New Jersey companies Columbia Financial Inc., the parent of Columbia Bank in Fair Lawn, and Stewardship Financial Corp., the parent of Atlantic Stewardship Bank in Midland Park, announced the signing of a definitive merger agreement.
Under the agreement, Stewardship shareholders will receive $15.75 in cash for each share of Stewardship common stock held. The aggregate consideration in the transaction is approximately $137 million, and the per share consideration represents 166.8 percent of Stewardship’s tangible book value as of March 31 and equates to approximately 17.4x Stewardship’s trailing 12-month net income through March 31.
Stewardship’s wholly owned subsidiary, Atlantic Stewardship Bank, has 12 banking offices in northern New Jersey. Established in 1985, the bank is a full-service commercial bank serving individuals, businesses and their communities. As of March 31, Stewardship Financial Corp. had total assets of $961 million, loans of $747 million and deposits of $784 million.
Thomas J. Kemly, Columbia’s president and CEO, commented, “We are pleased to announce the strategic combination of the two banks, both of which are strong community banks dedicated to serving their local communities. Our companies share common values with a strong culture focused on relationships and serving our communities, making this combination a perfect partnership. We greatly admire the philanthropic support Stewardship provides through its tithing program and the Columbia Bank Foundation, one of the largest private charitable foundations in New Jersey, is proud to continue various aspects of Stewardship’s charitable mission. We believe the merger represents a significant step towards profitability deploying capital we raised in our public offering and is a great fit with our growth plan.”
Paul Van Ostenbridge, who has served as president and CEO of Stewardship since 1997 and of Atlantic Stewardship Bank since 1985, commented, “We are excited about the combination with Columbia Bank and the amazing opportunities this presents to our customers and the community through an expanded platform with greater financial resources. Columbia has a history of delivering quality, competitive financial services and a positive customer experience along with making a difference in the communities we serve. These shared philosophies make the blending of our two companies the faithful evolution for Atlantic Stewardship Bank.”
The transaction, which has been unanimously approved by each company’s board of directors, is subject to satisfaction of customary closing conditions, including receipt of various regulatory approvals and the approval of the Stewardship shareholders and is expected to close in the fourth quarter after all such conditions are met. Upon closing, Atlantic Stewardship will merge into Columbia Bank.

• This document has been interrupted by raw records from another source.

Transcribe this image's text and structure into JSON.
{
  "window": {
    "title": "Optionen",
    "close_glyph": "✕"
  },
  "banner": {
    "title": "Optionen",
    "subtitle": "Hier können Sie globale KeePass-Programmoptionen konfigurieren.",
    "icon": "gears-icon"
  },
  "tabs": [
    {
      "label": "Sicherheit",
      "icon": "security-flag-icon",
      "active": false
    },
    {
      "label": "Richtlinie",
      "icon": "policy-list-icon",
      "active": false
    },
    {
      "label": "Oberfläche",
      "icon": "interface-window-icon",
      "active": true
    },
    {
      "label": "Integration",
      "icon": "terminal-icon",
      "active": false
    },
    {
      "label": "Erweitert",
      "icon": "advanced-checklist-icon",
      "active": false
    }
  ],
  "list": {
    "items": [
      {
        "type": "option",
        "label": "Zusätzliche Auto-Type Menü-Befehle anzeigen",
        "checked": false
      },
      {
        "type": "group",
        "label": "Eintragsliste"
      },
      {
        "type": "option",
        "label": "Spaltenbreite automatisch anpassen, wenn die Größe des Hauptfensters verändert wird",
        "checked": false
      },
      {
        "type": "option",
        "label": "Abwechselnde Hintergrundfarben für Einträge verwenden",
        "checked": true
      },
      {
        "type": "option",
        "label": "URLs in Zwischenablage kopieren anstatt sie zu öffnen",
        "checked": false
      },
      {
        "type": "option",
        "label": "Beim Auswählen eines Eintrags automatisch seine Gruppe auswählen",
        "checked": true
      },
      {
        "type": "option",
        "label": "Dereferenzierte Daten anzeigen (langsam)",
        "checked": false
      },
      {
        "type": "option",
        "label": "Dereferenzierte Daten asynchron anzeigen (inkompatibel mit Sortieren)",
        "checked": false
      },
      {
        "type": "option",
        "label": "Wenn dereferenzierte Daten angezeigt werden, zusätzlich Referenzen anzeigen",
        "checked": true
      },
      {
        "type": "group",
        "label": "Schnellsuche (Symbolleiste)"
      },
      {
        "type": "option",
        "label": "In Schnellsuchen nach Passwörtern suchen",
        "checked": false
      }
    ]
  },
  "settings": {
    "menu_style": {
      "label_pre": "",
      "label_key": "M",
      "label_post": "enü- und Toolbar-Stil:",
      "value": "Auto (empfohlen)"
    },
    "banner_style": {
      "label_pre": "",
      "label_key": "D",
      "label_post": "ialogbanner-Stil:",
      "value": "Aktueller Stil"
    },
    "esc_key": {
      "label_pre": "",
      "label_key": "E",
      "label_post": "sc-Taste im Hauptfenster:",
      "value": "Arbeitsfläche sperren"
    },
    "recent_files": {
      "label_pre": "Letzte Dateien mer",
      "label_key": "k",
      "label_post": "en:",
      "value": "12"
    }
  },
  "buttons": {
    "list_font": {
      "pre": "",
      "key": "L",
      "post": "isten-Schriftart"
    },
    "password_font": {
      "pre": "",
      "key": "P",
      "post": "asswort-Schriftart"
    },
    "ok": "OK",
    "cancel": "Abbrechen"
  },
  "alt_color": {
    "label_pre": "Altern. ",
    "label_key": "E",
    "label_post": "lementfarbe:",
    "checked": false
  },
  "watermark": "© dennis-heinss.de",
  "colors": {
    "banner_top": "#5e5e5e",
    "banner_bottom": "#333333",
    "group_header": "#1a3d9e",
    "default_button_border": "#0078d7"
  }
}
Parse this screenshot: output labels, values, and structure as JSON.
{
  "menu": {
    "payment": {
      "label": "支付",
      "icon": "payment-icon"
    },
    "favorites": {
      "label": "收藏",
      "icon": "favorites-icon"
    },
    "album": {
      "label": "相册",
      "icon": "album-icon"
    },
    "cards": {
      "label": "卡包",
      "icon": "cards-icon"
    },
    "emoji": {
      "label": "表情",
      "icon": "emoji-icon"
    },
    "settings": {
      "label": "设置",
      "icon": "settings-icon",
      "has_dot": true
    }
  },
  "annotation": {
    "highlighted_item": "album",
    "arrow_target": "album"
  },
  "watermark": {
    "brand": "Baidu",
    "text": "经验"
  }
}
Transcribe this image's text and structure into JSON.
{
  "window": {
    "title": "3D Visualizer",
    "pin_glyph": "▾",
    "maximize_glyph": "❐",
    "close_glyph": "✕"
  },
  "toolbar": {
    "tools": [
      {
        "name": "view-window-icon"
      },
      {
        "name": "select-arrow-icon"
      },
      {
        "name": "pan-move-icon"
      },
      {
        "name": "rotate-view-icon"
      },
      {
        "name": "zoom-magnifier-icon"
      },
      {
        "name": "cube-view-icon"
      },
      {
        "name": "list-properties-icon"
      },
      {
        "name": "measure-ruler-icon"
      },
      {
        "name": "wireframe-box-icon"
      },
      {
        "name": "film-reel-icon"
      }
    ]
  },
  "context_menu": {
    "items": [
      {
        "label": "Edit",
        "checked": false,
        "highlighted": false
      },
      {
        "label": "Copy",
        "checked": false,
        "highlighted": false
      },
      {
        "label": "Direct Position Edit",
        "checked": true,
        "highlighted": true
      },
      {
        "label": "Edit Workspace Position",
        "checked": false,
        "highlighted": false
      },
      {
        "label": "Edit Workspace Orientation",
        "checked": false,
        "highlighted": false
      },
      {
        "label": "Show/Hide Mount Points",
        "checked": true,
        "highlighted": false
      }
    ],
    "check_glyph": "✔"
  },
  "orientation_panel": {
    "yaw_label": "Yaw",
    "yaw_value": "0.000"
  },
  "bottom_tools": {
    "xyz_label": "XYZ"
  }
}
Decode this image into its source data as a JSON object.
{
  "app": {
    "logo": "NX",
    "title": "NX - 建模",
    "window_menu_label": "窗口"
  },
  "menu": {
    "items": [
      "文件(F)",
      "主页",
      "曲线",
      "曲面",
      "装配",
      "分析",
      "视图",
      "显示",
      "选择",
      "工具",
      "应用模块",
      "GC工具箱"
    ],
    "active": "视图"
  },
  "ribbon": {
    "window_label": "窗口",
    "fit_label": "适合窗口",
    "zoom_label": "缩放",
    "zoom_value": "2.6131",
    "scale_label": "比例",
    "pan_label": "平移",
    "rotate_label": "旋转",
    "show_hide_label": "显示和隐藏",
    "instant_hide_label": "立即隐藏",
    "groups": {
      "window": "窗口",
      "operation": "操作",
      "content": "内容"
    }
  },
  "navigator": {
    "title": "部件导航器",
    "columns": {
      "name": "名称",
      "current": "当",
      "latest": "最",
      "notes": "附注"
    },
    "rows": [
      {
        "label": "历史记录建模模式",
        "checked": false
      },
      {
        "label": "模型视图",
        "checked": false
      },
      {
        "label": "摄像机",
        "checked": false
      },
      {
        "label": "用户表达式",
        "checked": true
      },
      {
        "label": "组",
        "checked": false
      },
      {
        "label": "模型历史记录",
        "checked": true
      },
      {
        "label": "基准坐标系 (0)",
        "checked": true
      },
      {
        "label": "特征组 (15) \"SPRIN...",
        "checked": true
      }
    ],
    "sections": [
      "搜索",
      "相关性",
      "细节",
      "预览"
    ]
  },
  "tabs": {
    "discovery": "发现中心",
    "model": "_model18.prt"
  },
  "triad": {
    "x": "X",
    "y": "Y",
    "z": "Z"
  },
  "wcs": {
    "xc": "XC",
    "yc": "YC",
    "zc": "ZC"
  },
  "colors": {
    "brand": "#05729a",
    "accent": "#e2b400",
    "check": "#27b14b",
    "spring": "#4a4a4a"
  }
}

Also upon closing, Van Ostenbridge will join the board of directors of Columbia and Columbia Bank and a board member of Stewardship will be selected by the Columbia Bank Foundation to serve on its board of directors.
Columbia expects the parties, in the aggregate, will incur one-time pre-tax cash transaction expenses of approximately $14 million. Columbia expects to achieve cost savings of approximately 48 percent of Stewardship’s non-interest expenses with 80 percent of the savings recognized in 2020. On a pro forma basis, the transaction is expected to be accretive to Columbia’s 202 earnings per share by approximately 16.2 percent, excluding one-time costs. Columbia expects initial tangible book value dilution associated with the transaction to be earned back, based on the crossover method, in less than five years.